À l’heure actuelle, le diesel est un passage obligé, tant pour Jaguar que pour la concurrence allemande. Un moteur aussi formidable que le V6 de 2,7 litres peut d’ailleurs également s’exprimer avec conviction dans la XF malgré son allure anodine. La Jaguar diesel déploie tranquillement une puissance taillée pour le circuit et franchit les 100 km/h en 8,5 secondes. Malgré cette puissance nettement inférieure à la V8, on ne ressent nullement de sentiment de sous-motorisation. Dans la motorisation de base, la XF emmène ses occupants dans leurs escapades sans avoir l’air d’y toucher.
Équipement complet
La XF est dotée d’usine d’un niveau d’équipement généreux. La liste commence par les jantes 17 pouces en aluminium pour le diesel (l’essence est équipée au moins de 18 pouces) et se termine par la climatisation automatique à deux zones, en passant par le réglage électrique des sièges en cuir, le système de navigation et les sièges arrière rabattables. Sans oublier l’éclairage intérieur réussi avec les graduations et les boutons lumineux bleu turquoise, ainsi que les lampes de lecture à allumage sans contact. Au rayon des suppléments à recommander, malgré leur coût élevé, figurent les phares bi-xénon (1.480 euros), les luxueuses jantes 19 pouces (540 euros ou 1.185 euros pour le diesel de base) et le système de surveillance anti-angle mort dans les rétroviseurs extérieurs (720 euros). Si un amateur souhaite faire une exploitation optimale des faibles bruits de roulement et si une station iPod peut contribuer à son bonheur, il pourra y ajouter l’installation Surround de 440 watts des artisans du son Bowers & Wilkins à 2.480 euros.
En bref
Il s’agit sans conteste d’une invitation aux nouveaux propriétaires de la marque de prestige Jaguar: la XF démontre de façon persuasive à quel point elle peut progresser.
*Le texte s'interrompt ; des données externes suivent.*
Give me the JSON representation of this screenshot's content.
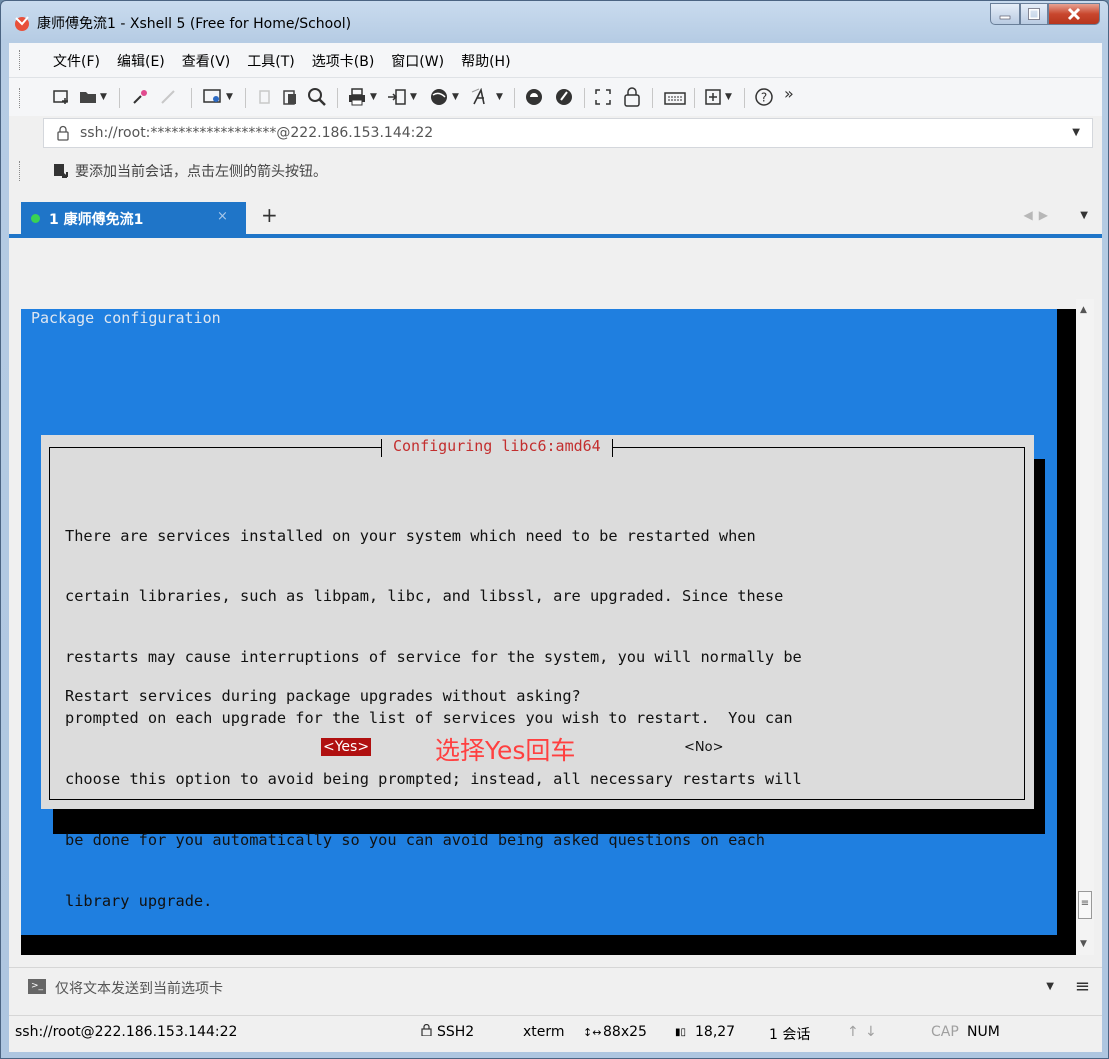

Les concurrents le ressentiront également dès lors que la XF cible dans une large mesure le public actuellement acquis aux marques allemandes haut de gamme. Malgré l’équipement de base pléthorique et un prix offensif de 48.900 euros, les immatriculations ne dépasseront naturellement pas la dizaine de milliers, mais les acheteurs obtiendront chez Jaguar ce qu’ils ne trouveront nulle part ailleurs sur le marché: le confort et la dynamique sans compromis.